Auf der Bühne beeindruckte und berührte sie zahllose Menschen durch ihre empfindsame, den Umkreis ihre Instrumentes durchleuchtende Bewegung; mir persönlich besonders in Erinnerung sind hier die Gestalt des Tamino in „Der Zauberflöte zweiter Teil“ von Goethe oder die des Engels Raphael in der Tobias-Legende aus dem Alten Testament, Gedichte von Albert Steffen, die sie mit besonderer Hingabe eurythmisierte oder Sätze aus den Rosenkranz-Sonaten von Franz Biber. Von anderen Menschen gibt es da sicher unzählige weitere Erinnerungen, die sich in die Herzen eingeschrieben haben.
Als Ende der 70er Jahre Friedl Meangya aufgrund ihrer sich verschlimmernden Krankheit ihre Unterrichtstätigkeit aufgeben musste, übernahm Edeltraut Zwiauer die Lauteurythmie im damaligen Oberkurs (oberster Jahrgang). Das war der Beginn ihrer Tätigkeit als Eurythmie-Dozentin in der Ausbildung. Nach dem Tod von Trude Thetter wenige Jahre später übernahm sie zusammen mit Sigrid Kudlik die Leitung der Eurythmieschule Wien.

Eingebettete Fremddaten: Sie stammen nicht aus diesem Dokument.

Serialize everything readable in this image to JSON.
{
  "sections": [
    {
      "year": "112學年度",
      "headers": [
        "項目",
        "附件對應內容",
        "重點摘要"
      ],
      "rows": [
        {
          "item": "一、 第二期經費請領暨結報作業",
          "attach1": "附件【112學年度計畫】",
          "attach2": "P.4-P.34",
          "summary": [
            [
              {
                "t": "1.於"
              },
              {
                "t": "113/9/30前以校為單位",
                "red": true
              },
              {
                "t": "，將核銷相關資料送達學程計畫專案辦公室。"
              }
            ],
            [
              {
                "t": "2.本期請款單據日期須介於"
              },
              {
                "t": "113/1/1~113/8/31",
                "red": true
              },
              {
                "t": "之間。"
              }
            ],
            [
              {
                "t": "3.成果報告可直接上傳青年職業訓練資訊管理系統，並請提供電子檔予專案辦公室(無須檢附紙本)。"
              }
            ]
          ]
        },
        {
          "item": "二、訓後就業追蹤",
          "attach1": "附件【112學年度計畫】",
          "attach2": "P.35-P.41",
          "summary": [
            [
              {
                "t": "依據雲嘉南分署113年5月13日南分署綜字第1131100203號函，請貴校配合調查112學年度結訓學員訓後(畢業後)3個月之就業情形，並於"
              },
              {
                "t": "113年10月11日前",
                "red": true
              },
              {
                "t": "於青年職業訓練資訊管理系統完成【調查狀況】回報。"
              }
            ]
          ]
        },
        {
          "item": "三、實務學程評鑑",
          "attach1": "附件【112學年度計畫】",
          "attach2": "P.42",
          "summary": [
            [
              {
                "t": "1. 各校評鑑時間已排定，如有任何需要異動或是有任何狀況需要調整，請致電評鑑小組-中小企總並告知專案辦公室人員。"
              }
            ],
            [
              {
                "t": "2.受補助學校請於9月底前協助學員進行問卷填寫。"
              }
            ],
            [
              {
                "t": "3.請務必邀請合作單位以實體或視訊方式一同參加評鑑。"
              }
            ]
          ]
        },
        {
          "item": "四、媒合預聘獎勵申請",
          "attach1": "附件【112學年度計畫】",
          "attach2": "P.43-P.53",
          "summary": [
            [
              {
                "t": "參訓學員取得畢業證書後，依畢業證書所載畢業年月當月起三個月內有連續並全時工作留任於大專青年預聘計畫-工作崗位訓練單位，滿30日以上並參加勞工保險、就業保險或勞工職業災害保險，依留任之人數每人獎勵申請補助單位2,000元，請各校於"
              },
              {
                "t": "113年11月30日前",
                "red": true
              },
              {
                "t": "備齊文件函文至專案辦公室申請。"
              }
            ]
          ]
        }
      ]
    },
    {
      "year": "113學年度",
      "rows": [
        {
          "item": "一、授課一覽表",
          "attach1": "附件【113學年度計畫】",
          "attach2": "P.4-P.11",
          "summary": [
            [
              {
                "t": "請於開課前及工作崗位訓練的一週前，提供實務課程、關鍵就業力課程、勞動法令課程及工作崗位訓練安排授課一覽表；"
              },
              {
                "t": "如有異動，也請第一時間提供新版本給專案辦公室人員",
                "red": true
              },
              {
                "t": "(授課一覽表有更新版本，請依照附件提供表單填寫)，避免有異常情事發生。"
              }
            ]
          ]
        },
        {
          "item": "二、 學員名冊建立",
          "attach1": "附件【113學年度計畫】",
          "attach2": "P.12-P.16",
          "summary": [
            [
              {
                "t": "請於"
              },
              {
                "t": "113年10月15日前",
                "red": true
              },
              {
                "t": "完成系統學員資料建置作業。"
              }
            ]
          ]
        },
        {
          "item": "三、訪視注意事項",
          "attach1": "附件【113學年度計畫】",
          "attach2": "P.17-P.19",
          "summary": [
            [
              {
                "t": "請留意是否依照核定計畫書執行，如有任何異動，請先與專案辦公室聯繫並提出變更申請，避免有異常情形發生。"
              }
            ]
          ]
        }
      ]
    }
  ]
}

In dieser Funktion war sie über 30 Jahre lang voller Hingabe tätig. Mit einem möglichen Ende dieses Wirkens sah Edeltraud Zwiauer – wie sie wiederholt äußerte – auch das Ende ihres Erdenlebens auf sich zukommen. Das Schicksal wollte es anders: nach mehreren Stürzen kurz vor ihrem 90. Geburtstag war die Fortsetzung ihrer Tätigkeit in der Eurythmieschule nicht mehr möglich. Ein Jahr später übergab sie zusammen mit A. Petri und Johannes Zwiauer offiziell die Leitung an die nächste Generation. Als zu Frühlingsbeginn 2018 ihr geliebter Johannes die Schwelle überschritt, dachten viele, Edeltraut werde ihm ganz bald folgen. Doch sie ertrug ihre zunehmende Unbeweglichkeit noch weitere zweieinhalb Jahre und durfte drei Urenkelkinder auf dieser Erde begrüßen. Bei diesen Begegnungen strahlte ihr Gesicht immer in seltener Glückseligkeit.
Für ihr umfangreiches eurythmisches Wirken und die vielen, vielen einfühlsamen, fürsorglichen, liebestrahlenden menschlichen Begegnungen töne ihr ein vielstimmiges weltweites DANKE entgegen!